A clinical transcriptomic data analysis showed that "IFP35 family protein expression was upregulated to a significantly greater extent in gray matter lesion tissues from MS patients versus controls," said Liu, while in vitro studies established that IFP35 and NMI were released by multiple cells.
The researchers, who included Xizhong Jing, Yongjie Yao and other SYSU scientists, further demonstrated that IFP35 and NMI triggered NF-kappaB-dependent activation of microglia via the Toll-like receptor 4 (TLR4) signaling pathway.
"We used recombinant IFP35 family proteins to stimulate microglial activation and inflammatory cytokine release, while p50 and p65 subunits of NF-kappaB were also seen to migrate from cytoplasm to nucleus," noted Liu.
However, "when using a TLR4 inhibitor or TLR4-deficient microglia, the induction activity of recombinant proteins was almost lost, so we conclude that IFP35 and NMI triggered NF-kappaB-dependent activation of microglia via TLR4 signaling pathway," he explained.
"Since microglia are the major CNS immune cells, their abnormal activation is closely related to MS pathogenesis and our findings reveal that IFP35 family proteins are novel activators of microglia through TLR4/NF-kappaB pathway, which we expect to inspire further MS research."

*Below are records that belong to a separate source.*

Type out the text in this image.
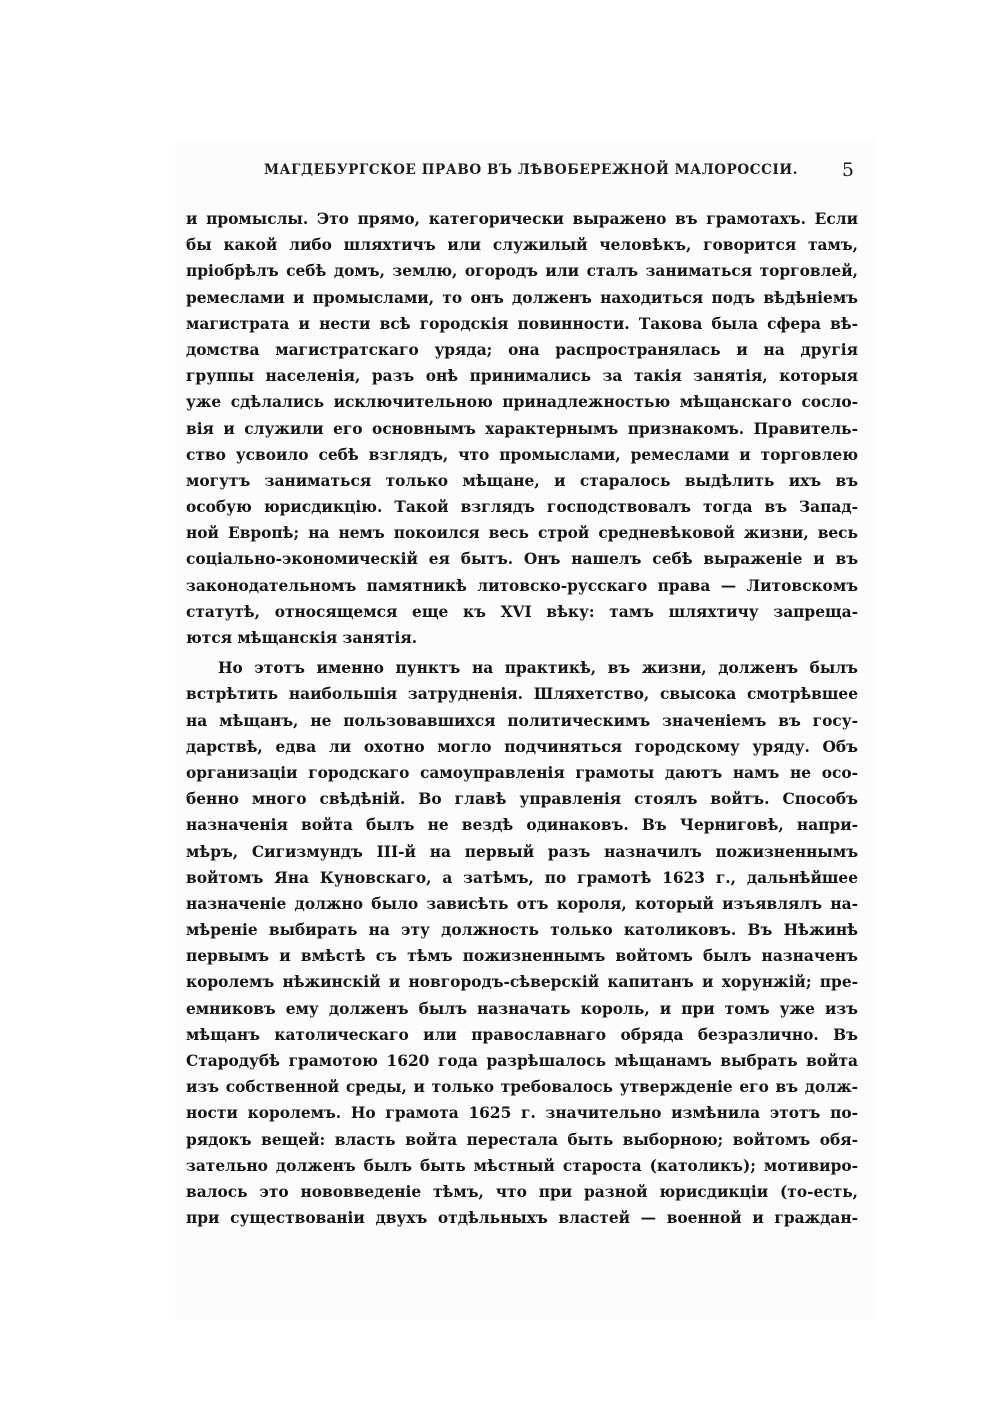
МАГДЕБУРГСКОЕ ПРАВО ВЪ ЛѢВОБЕРЕЖНОЙ МАЛОРОССІИ. 5
и промыслы. Это прямо, категорически выражено въ грамотахъ. Если
бы какой либо шляхтичъ или служилый человѣкъ, говорится тамъ,
пріобрѣлъ себѣ домъ, землю, огородъ или сталъ заниматься торговлей,
ремеслами и промыслами, то онъ долженъ находиться подъ вѣдѣніемъ
магистрата и нести всѣ городскія повинности. Такова была сфера вѣ-
домства магистратскаго уряда; она распространялась и на другія
группы населенія, разъ онѣ принимались за такія занятія, которыя
уже сдѣлались исключительною принадлежностью мѣщанскаго сосло-
вія и служили его основнымъ характернымъ признакомъ. Правитель-
ство усвоило себѣ взглядъ, что промыслами, ремеслами и торговлею
могутъ заниматься только мѣщане, и старалось выдѣлить ихъ въ
особую юрисдикцію. Такой взглядъ господствовалъ тогда въ Запад-
ной Европѣ; на немъ покоился весь строй средневѣковой жизни, весь
соціально-экономическій ея бытъ. Онъ нашелъ себѣ выраженіе и въ
законодательномъ памятникѣ литовско-русскаго права — Литовскомъ
статутѣ, относящемся еще къ XVI вѣку: тамъ шляхтичу запреща-
ются мѣщанскія занятія.
Но этотъ именно пунктъ на практикѣ, въ жизни, долженъ былъ
встрѣтить наибольшія затрудненія. Шляхетство, свысока смотрѣвшее
на мѣщанъ, не пользовавшихся политическимъ значеніемъ въ госу-
дарствѣ, едва ли охотно могло подчиняться городскому уряду. Объ
организаціи городскаго самоуправленія грамоты даютъ намъ не осо-
бенно много свѣдѣній. Во главѣ управленія стоялъ войтъ. Способъ
назначенія войта былъ не вездѣ одинаковъ. Въ Черниговѣ, напри-
мѣръ, Сигизмундъ III-й на первый разъ назначилъ пожизненнымъ
войтомъ Яна Куновскаго, а затѣмъ, по грамотѣ 1623 г., дальнѣйшее
назначеніе должно было зависѣть отъ короля, который изъявлялъ на-
мѣреніе выбирать на эту должность только католиковъ. Въ Нѣжинѣ
первымъ и вмѣстѣ съ тѣмъ пожизненнымъ войтомъ былъ назначенъ
королемъ нѣжинскій и новгородъ-сѣверскій капитанъ и хорунжій; пре-
емниковъ ему долженъ былъ назначать король, и при томъ уже изъ
мѣщанъ католическаго или православнаго обряда безразлично. Въ
Стародубѣ грамотою 1620 года разрѣшалось мѣщанамъ выбрать войта
изъ собственной среды, и только требовалось утвержденіе его въ долж-
ности королемъ. Но грамота 1625 г. значительно измѣнила этотъ по-
рядокъ вещей: власть войта перестала быть выборною; войтомъ обя-
зательно долженъ былъ быть мѣстный староста (католикъ); мотивиро-
валось это нововведеніе тѣмъ, что при разной юрисдикціи (то-есть,
при существованіи двухъ отдѣльныхъ властей — военной и граждан-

Both IFP35 and NMI were shown to activate dendritic cells and promote naive T-cell differentiation into Th1 and Th17 cells.
This is important, "because MS is an autoimmune demyelinating disease in the CNS, with self-activated T cells attacking CNS myelin sheath being the main cause of the disease," Liu said.

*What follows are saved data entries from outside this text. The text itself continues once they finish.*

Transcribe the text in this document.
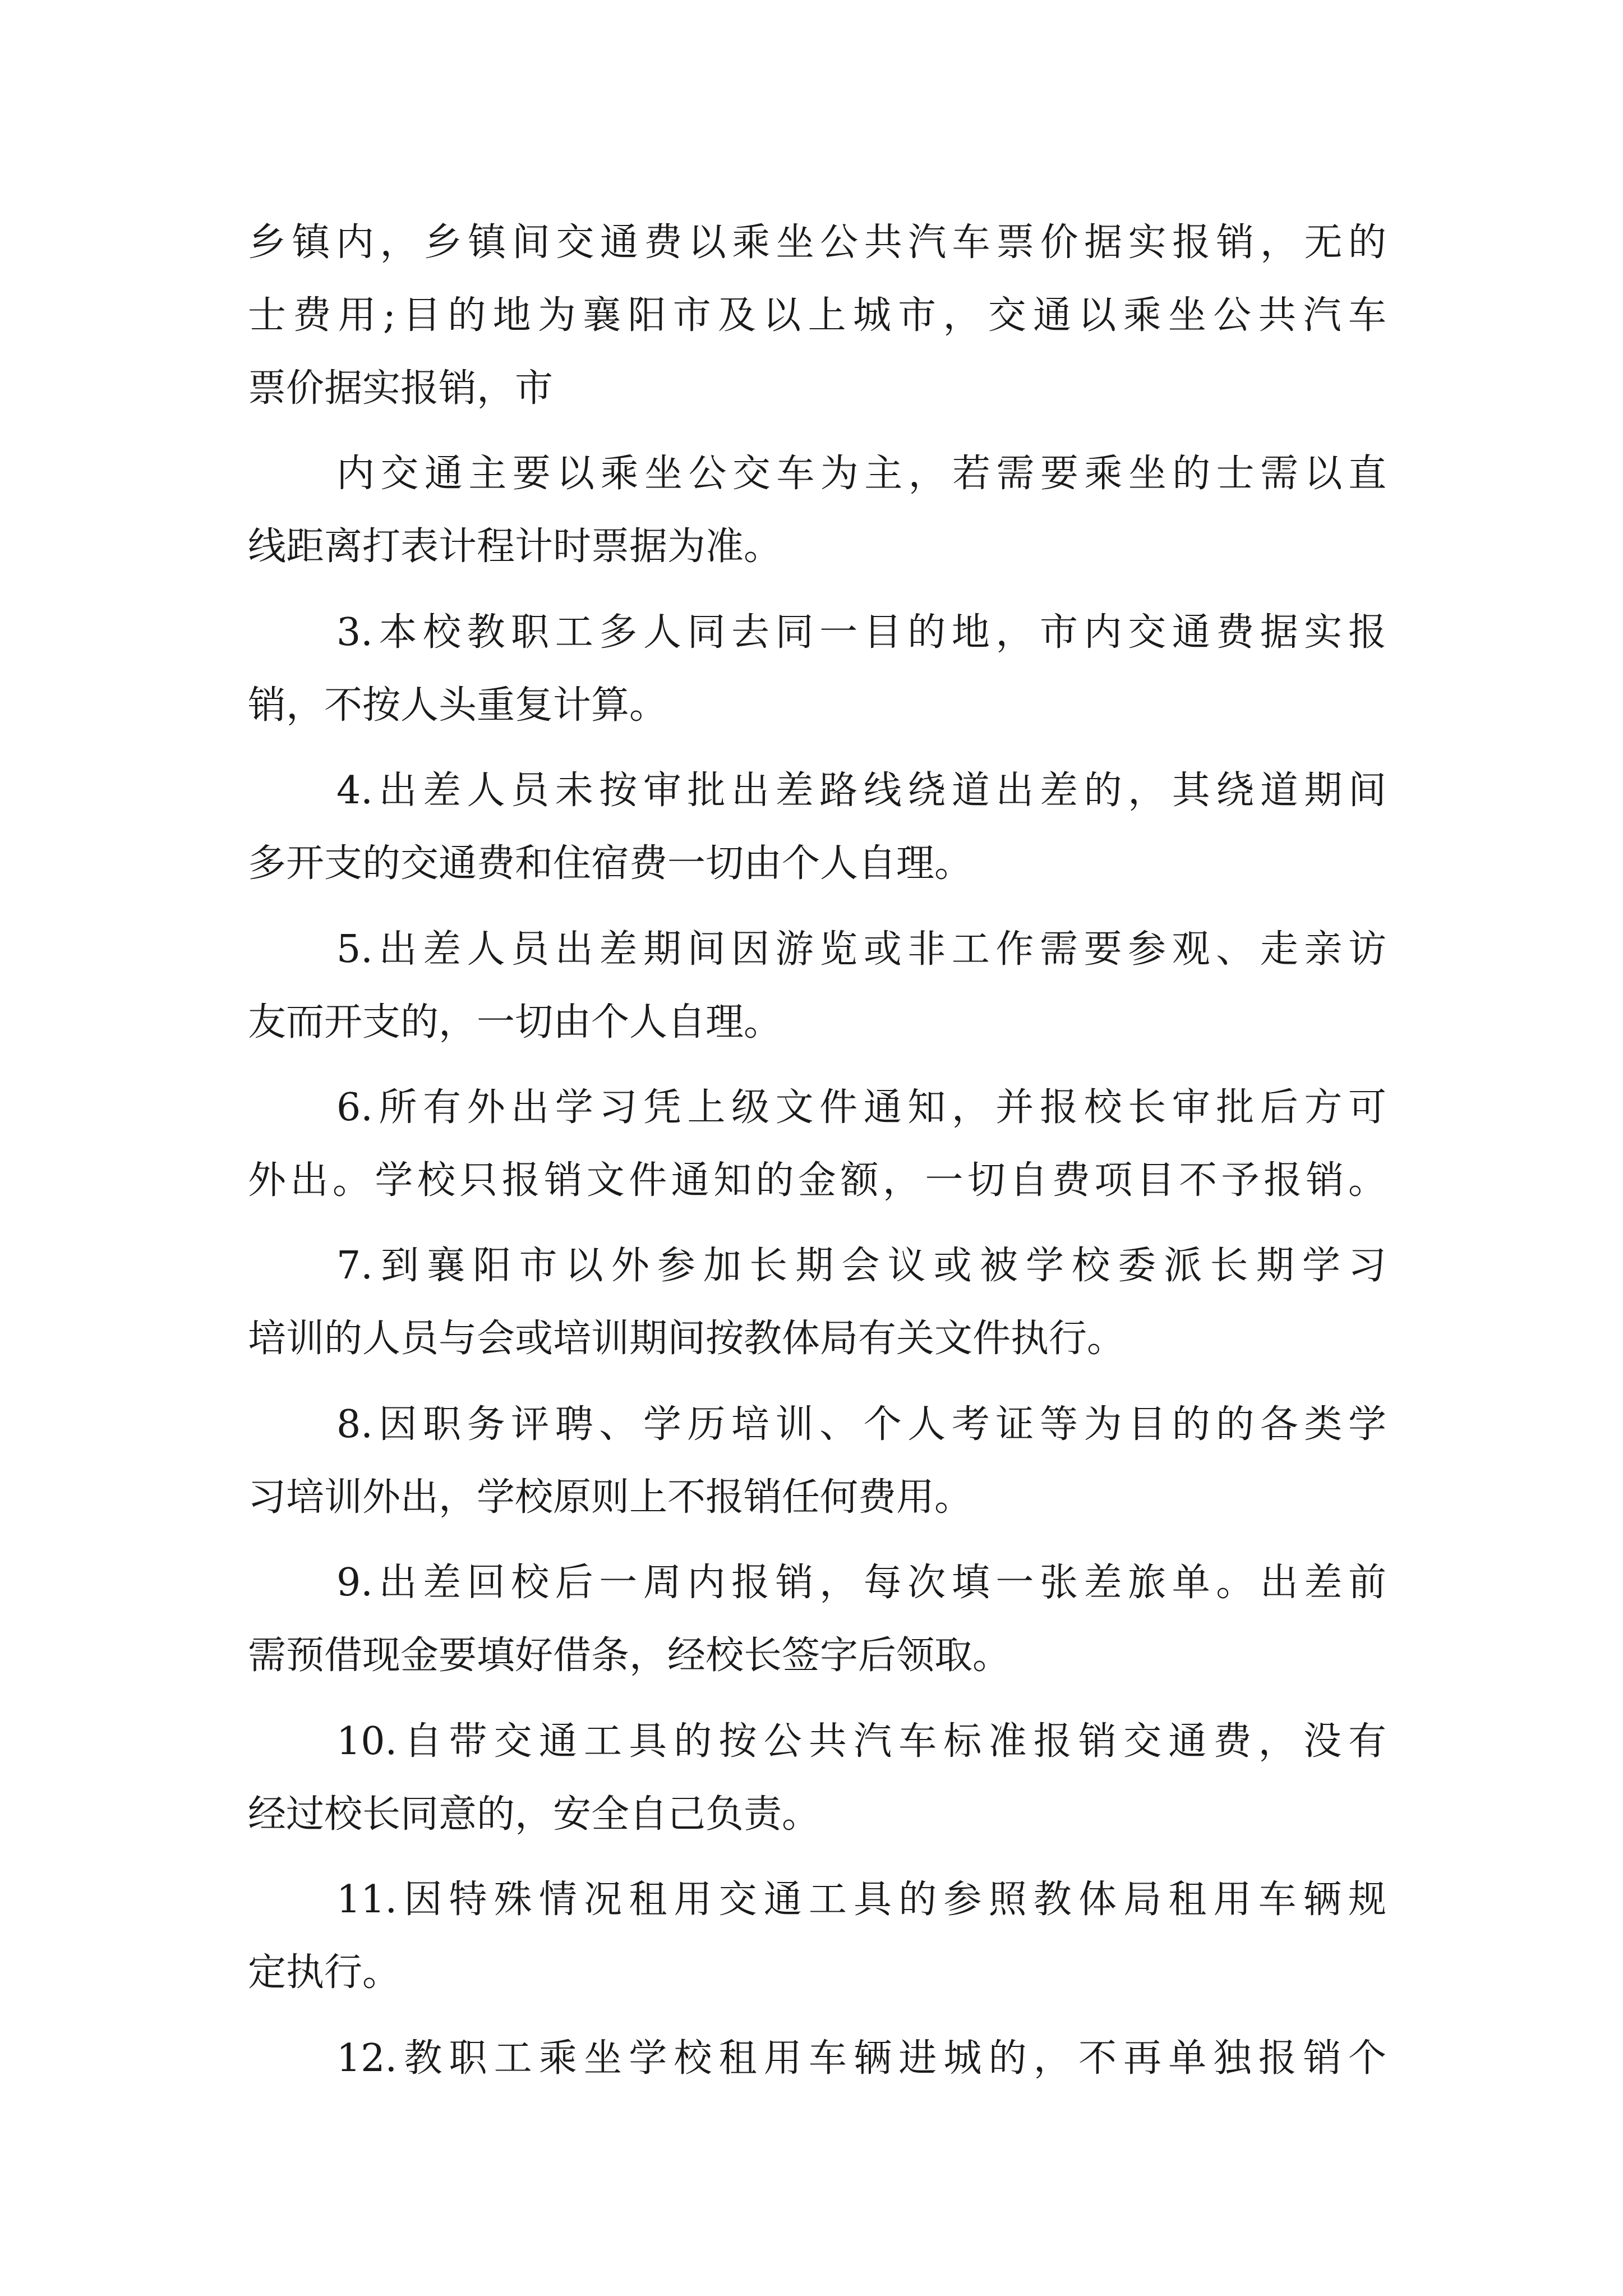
乡镇内，乡镇间交通费以乘坐公共汽车票价据实报销，无的
士费用;目的地为襄阳市及以上城市，交通以乘坐公共汽车
票价据实报销，市
内交通主要以乘坐公交车为主，若需要乘坐的士需以直
线距离打表计程计时票据为准。
3.本校教职工多人同去同一目的地，市内交通费据实报
销，不按人头重复计算。
4.出差人员未按审批出差路线绕道出差的，其绕道期间
多开支的交通费和住宿费一切由个人自理。
5.出差人员出差期间因游览或非工作需要参观、走亲访
友而开支的，一切由个人自理。
6.所有外出学习凭上级文件通知，并报校长审批后方可
外出。学校只报销文件通知的金额，一切自费项目不予报销。
7.到襄阳市以外参加长期会议或被学校委派长期学习
培训的人员与会或培训期间按教体局有关文件执行。
8.因职务评聘、学历培训、个人考证等为目的的各类学
习培训外出，学校原则上不报销任何费用。
9.出差回校后一周内报销，每次填一张差旅单。出差前
需预借现金要填好借条，经校长签字后领取。
10.自带交通工具的按公共汽车标准报销交通费，没有
经过校长同意的，安全自己负责。
11.因特殊情况租用交通工具的参照教体局租用车辆规
定执行。
12.教职工乘坐学校租用车辆进城的，不再单独报销个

"Th1 and Th17 cells are the predominant pathogenic T cell types in MS, while activation and differentiation of naive T cells to Th1 and Th17 cells require assistance of antigen-presenting dendritic cells," he explained. Therefore, "we propose that the IFP35 family proteins play important roles in the pathogenesis of MS."
Interestingly, in Nmi and Ifp35 genetic knockout (KO) mice created using CRISPR-Cas9 gene editing, administration of neutralizing antibodies against IFP35 alleviated immune cell infiltration and demyelination observed in the CNS, and reduced the severity of EAE.

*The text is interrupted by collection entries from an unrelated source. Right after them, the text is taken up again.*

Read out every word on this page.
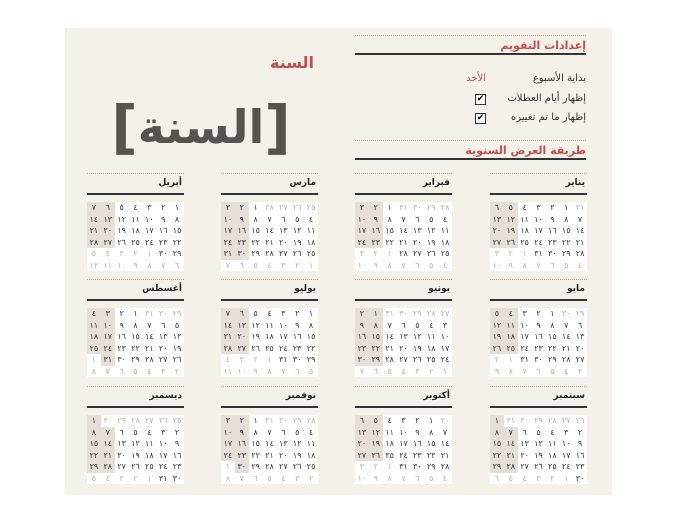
السنة
[
السنة
]
إعدادات التقويم
بداية الأسبوع
الأحد
إظهار أيام العطلات
✔
إظهار ما تم تغييره
✔
طريقة العرض السنوية
يناير
٣١
١
٢
٣
٤
٥
٦
٧
٨
٩
١٠
١١
١٢
١٣
١٤
١٥
١٦
١٧
١٨
١٩
٢٠
٢١
٢٢
٢٣
٢٤
٢٥
٢٦
٢٧
٢٨
٢٩
٣٠
٣١
١
٢
٣
٤
٥
٦
٧
٨
٩
١٠
فبراير
٢٨
٢٩
٣٠
٣١
١
٢
٣
٤
٥
٦
٧
٨
٩
١٠
١١
١٢
١٣
١٤
١٥
١٦
١٧
١٨
١٩
٢٠
٢١
٢٢
٢٣
٢٤
٢٥
٢٦
٢٧
٢٨
١
٢
٣
٤
٥
٦
٧
٨
٩
١٠
مارس
٢٥
٢٦
٢٧
٢٨
١
٢
٣
٤
٥
٦
٧
٨
٩
١٠
١١
١٢
١٣
١٤
١٥
١٦
١٧
١٨
١٩
٢٠
٢١
٢٢
٢٣
٢٤
٢٥
٢٦
٢٧
٢٨
٢٩
٣٠
٣١
١
٢
٣
٤
٥
٦
٧
أبريل
١
٢
٣
٤
٥
٦
٧
٨
٩
١٠
١١
١٢
١٣
١٤
١٥
١٦
١٧
١٨
١٩
٢٠
٢١
٢٢
٢٣
٢٤
٢٥
٢٦
٢٧
٢٨
٢٩
٣٠
١
٢
٣
٤
٥
٦
٧
٨
٩
١٠
١١
١٢
مايو
٢٩
٣٠
١
٢
٣
٤
٥
٦
٧
٨
٩
١٠
١١
١٢
١٣
١٤
١٥
١٦
١٧
١٨
١٩
٢٠
٢١
٢٢
٢٣
٢٤
٢٥
٢٦
٢٧
٢٨
٢٩
٣٠
٣١
١
٢
٣
٤
٥
٦
٧
٨
٩
يونيو
٢٧
٢٨
٢٩
٣٠
٣١
١
٢
٣
٤
٥
٦
٧
٨
٩
١٠
١١
١٢
١٣
١٤
١٥
١٦
١٧
١٨
١٩
٢٠
٢١
٢٢
٢٣
٢٤
٢٥
٢٦
٢٧
٢٨
٢٩
٣٠
١
٢
٣
٤
٥
٦
٧
يوليو
١
٢
٣
٤
٥
٦
٧
٨
٩
١٠
١١
١٢
١٣
١٤
١٥
١٦
١٧
١٨
١٩
٢٠
٢١
٢٢
٢٣
٢٤
٢٥
٢٦
٢٧
٢٨
٢٩
٣٠
٣١
١
٢
٣
٤
٥
٦
٧
٨
٩
١٠
١١
أغسطس
٢٩
٣٠
٣١
١
٢
٣
٤
٥
٦
٧
٨
٩
١٠
١١
١٢
١٣
١٤
١٥
١٦
١٧
١٨
١٩
٢٠
٢١
٢٢
٢٣
٢٤
٢٥
٢٦
٢٧
٢٨
٢٩
٣٠
٣١
١
٢
٣
٤
٥
٦
٧
٨
سبتمبر
٢٦
٢٧
٢٨
٢٩
٣٠
٣١
١
٢
٣
٤
٥
٦
٧
٨
٩
١٠
١١
١٢
١٣
١٤
١٥
١٦
١٧
١٨
١٩
٢٠
٢١
٢٢
٢٣
٢٤
٢٥
٢٦
٢٧
٢٨
٢٩
٣٠
١
٢
٣
٤
٥
٦
أكتوبر
٣٠
١
٢
٣
٤
٥
٦
٧
٨
٩
١٠
١١
١٢
١٣
١٤
١٥
١٦
١٧
١٨
١٩
٢٠
٢١
٢٢
٢٣
٢٤
٢٥
٢٦
٢٧
٢٨
٢٩
٣٠
٣١
١
٢
٣
٤
٥
٦
٧
٨
٩
١٠
نوفمبر
٢٨
٢٩
٣٠
٣١
١
٢
٣
٤
٥
٦
٧
٨
٩
١٠
١١
١٢
١٣
١٤
١٥
١٦
١٧
١٨
١٩
٢٠
٢١
٢٢
٢٣
٢٤
٢٥
٢٦
٢٧
٢٨
٢٩
٣٠
١
٢
٣
٤
٥
٦
٧
٨
ديسمبر
٢٥
٢٦
٢٧
٢٨
٢٩
٣٠
١
٢
٣
٤
٥
٦
٧
٨
٩
١٠
١١
١٢
١٣
١٤
١٥
١٦
١٧
١٨
١٩
٢٠
٢١
٢٢
٢٣
٢٤
٢٥
٢٦
٢٧
٢٨
٢٩
٣٠
٣١
١
٢
٣
٤
٥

"While the incidence of EAE was not significantly reduced in Nmi and Ifp35 KO mice, symptoms were noticeably improved at the peak stage 15-20 days after immunization," said Liu.
"Clinical scores were decreased by about 40% in KO mice or after antibody administration versus controls, while areas of immune cell infiltration and CNS demyelination were also visibly reduced."
Together, these findings reveal a previously unknown mechanism by which IFP35 family proteins facilitate T-cell and microglial overactivation and suggest ways to study MS pathogenesis.
Notably, "we found that IFP35 family proteins can be released by damaged or activated CNS cells, but they can also be secreted from MS lesions to cerebrospinal fluid and the circulation, identifying IFP35 and NMI as potential targets for the development of novel diagnostics for MS."